There is no code of professional ethics that is peculiar to the criminal courts. There are no methods of practice to be tolerated there that are not equally entitled to recognition in the civil courts. Subtile distinctions that mark no substantial differences and that do not affect the merits of a controversy unless it may be to obscure or to defeat them, should not be allowed to thwart justice in the interests of disorder and crime. The assignments of error in this case raise two questions of this class.
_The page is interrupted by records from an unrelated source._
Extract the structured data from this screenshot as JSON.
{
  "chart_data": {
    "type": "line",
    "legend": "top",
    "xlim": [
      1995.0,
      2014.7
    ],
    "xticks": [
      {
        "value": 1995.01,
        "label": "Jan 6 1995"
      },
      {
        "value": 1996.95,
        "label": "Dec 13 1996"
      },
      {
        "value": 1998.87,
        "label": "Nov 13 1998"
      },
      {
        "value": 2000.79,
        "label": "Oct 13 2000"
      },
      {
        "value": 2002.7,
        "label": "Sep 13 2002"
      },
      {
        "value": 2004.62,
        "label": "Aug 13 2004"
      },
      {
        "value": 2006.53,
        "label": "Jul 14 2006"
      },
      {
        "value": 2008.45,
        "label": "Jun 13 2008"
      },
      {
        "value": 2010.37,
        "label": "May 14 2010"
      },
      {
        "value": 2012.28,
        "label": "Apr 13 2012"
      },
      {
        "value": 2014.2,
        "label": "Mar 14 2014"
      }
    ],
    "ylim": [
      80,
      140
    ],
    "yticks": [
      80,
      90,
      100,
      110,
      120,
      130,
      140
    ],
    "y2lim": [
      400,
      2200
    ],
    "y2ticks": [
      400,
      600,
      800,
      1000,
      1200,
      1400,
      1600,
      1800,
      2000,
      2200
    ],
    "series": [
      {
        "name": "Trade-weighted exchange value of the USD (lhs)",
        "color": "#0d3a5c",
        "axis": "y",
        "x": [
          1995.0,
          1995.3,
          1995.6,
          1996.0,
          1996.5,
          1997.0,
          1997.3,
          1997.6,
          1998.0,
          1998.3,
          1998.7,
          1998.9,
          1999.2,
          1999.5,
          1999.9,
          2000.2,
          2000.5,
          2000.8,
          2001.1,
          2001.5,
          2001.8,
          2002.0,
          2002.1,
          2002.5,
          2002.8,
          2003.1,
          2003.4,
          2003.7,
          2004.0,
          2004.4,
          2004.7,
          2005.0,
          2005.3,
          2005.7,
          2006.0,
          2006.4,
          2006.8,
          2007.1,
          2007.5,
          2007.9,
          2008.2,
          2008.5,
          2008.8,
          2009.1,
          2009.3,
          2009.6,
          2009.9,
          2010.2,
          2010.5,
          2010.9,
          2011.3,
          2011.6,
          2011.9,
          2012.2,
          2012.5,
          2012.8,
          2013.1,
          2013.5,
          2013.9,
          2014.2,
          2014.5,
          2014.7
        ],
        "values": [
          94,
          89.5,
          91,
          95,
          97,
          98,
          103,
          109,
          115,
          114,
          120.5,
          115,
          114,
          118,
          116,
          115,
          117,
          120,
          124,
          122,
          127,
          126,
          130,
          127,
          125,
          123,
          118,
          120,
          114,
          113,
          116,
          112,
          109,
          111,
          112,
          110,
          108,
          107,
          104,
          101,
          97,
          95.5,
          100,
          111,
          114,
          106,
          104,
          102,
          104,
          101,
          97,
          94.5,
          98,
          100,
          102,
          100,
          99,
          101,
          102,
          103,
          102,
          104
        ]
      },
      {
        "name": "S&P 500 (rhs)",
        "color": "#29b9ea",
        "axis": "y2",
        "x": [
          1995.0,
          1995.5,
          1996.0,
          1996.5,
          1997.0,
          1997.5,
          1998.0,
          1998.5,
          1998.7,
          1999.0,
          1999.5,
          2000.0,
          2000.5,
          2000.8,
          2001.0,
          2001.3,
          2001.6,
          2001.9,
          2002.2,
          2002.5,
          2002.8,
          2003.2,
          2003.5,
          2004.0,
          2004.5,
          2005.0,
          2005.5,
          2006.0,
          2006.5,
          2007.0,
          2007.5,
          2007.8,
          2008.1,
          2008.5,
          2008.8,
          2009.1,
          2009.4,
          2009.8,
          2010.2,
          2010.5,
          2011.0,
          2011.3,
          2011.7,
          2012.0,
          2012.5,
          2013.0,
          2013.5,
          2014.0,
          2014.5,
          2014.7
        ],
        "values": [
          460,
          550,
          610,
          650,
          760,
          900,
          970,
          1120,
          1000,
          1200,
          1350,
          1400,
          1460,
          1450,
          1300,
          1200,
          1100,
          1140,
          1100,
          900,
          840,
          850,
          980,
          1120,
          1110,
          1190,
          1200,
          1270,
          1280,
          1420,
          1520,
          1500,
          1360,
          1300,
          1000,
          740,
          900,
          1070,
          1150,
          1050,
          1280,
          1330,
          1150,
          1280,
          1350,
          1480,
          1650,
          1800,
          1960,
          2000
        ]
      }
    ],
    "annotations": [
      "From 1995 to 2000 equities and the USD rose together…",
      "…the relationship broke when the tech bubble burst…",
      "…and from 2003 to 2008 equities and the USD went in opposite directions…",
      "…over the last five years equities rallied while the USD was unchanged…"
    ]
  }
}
They touch no important right of a defendant. The first one relates to the validity of the oath administered by the interpreter to some of the witnesses. The form of the oath is not questioned, nor is it denied that, the interpreter correctly translated it into the language of the witness. It was done in the presence and under the immediate direction of the court. Under such circumstances if it had been administered by a bystander it would have bound the conscience of the witness both in law and in morals as a valid oath. It was not necessary *175that the clerk should repeat the oath to the interpreter every time he was called upon to administer it to a witness. It was enough if this was done at the beginning of the examination. .The interpreter acts under the sanction of his oath as such, when he administers the oath to the witness, no less than when he interprets the testimony of the witness to the court and jury. The other question relates to the refusal of the court below to set aside the verdict because it was alleged that one of the jurors had for an instant appeared to be asleep. This motion was addressed to the discretion of the court. It depended upon a fact that must have transpired in the presence of the learned judge. If this assignment was regular we could not consider it upon this record. The learned judge stated when this motion was before .him that he had given particular attention to this juryman during the trial because of his age, and was able to say upon his own knowledge that he was awake and attentive except for a single instant, and that he lost nothing of the trial. It was idle to call witnesses to prove what the learned judge knew to be untrue. He would not have been bound by such testimony if given, for neither a judge nor a juror is bound to accept the statement of a witness that contradicts the testimony of his own senses. ■ The evidence abundantly justified the conviction.

The assignments of error are overruled, the judgment affirmed, and the record remitted for purposes of execution.